Os dados do RHESSI, ou Reuven Ramaty High Energy Solar Spectroscopic Imager, e do satélite Wind, da NASA, também apoiaram as conclusões da equipa. A investigação de longo prazo financiada pelo governo federal permitiu a descoberta, indica Burns.
“Quando inicialmente construímos o nosso modelo e fizemos as nossas previsões em dezembro de 2024, nenhum de nós sabia que o sinal já estava nos dados. E nenhum de nós poderia ter imaginado que os nossos modelos teóricos se ajustariam tão bem aos dados. Foi muito emocionante para todos nós”, confessa Patel. “É muito fixe pensar em como algumas das coisas que tenho no meu telemóvel ou no meu portátil foram forjadas nesta explosão extrema (ao longo) da história da nossa galáxia.”
Eleonora Troja, professora associada da Universidade de Roma, que liderou a descoberta de raios-X emitidos pela colisão de estrelas de neutrões em 2017, considera que as evidências para a criação de elementos pesados do evento magnetar “não são de forma alguma comparáveis às evidências reunidas em 2017”. Troja não esteve envolvida no novo estudo.
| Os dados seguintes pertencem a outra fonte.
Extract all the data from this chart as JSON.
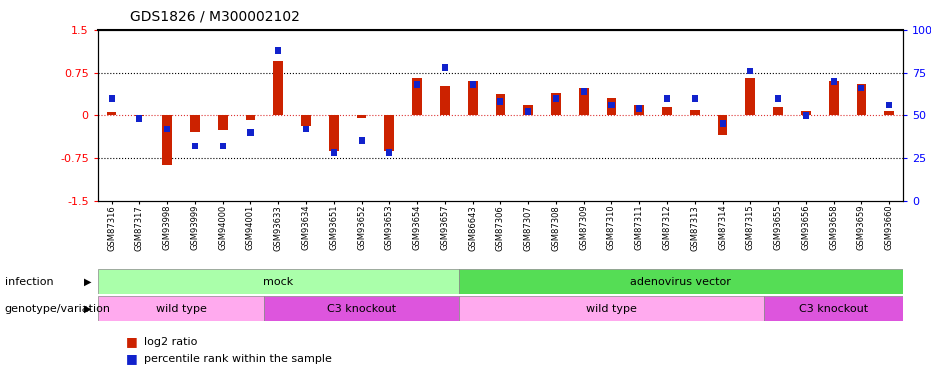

“A produção de ouro a partir deste magnetar é uma possível explicação para o seu brilho de raios gama, uma entre muitas outras, como o artigo discute honestamente no final”, defende Troja.
Troja acrescenta que os magnetares são “objetos muito confusos”. Dado que a produção de ouro pode ser um processo complicado que requer condições específicas, é possível que os magnetares possam adicionar demasiados ingredientes errados, como um excesso de eletrões, à mistura, resultando em metais leves como o zircónio ou a prata, em vez de ouro ou urânio.
“Por isso, eu não diria que foi descoberta uma nova fonte de ouro”, argumenta Troja. “Pelo contrário, o que foi proposto é uma via alternativa para a sua produção.”
Os investigadores acreditam que as erupções gigantes de magnetares podem ser responsáveis por até 10% dos elementos mais pesados do que o ferro na galáxia da Via Láctea, mas uma futura missão poderá fornecer uma estimativa mais precisa, aponta Patel.
A missão Compton Spectrometer and Imager da NASA, ou COSI, cujo lançamento está previsto para 2027, poderá dar seguimento às conclusões do estudo. O telescópio de raios gama de campo alargado foi concebido para observar erupções magnetares gigantes e identificar os elementos nelas criados. O telescópio poderá ajudar os astrónomos a procurar outras fontes potenciais de elementos pesados no Universo, espera Patel.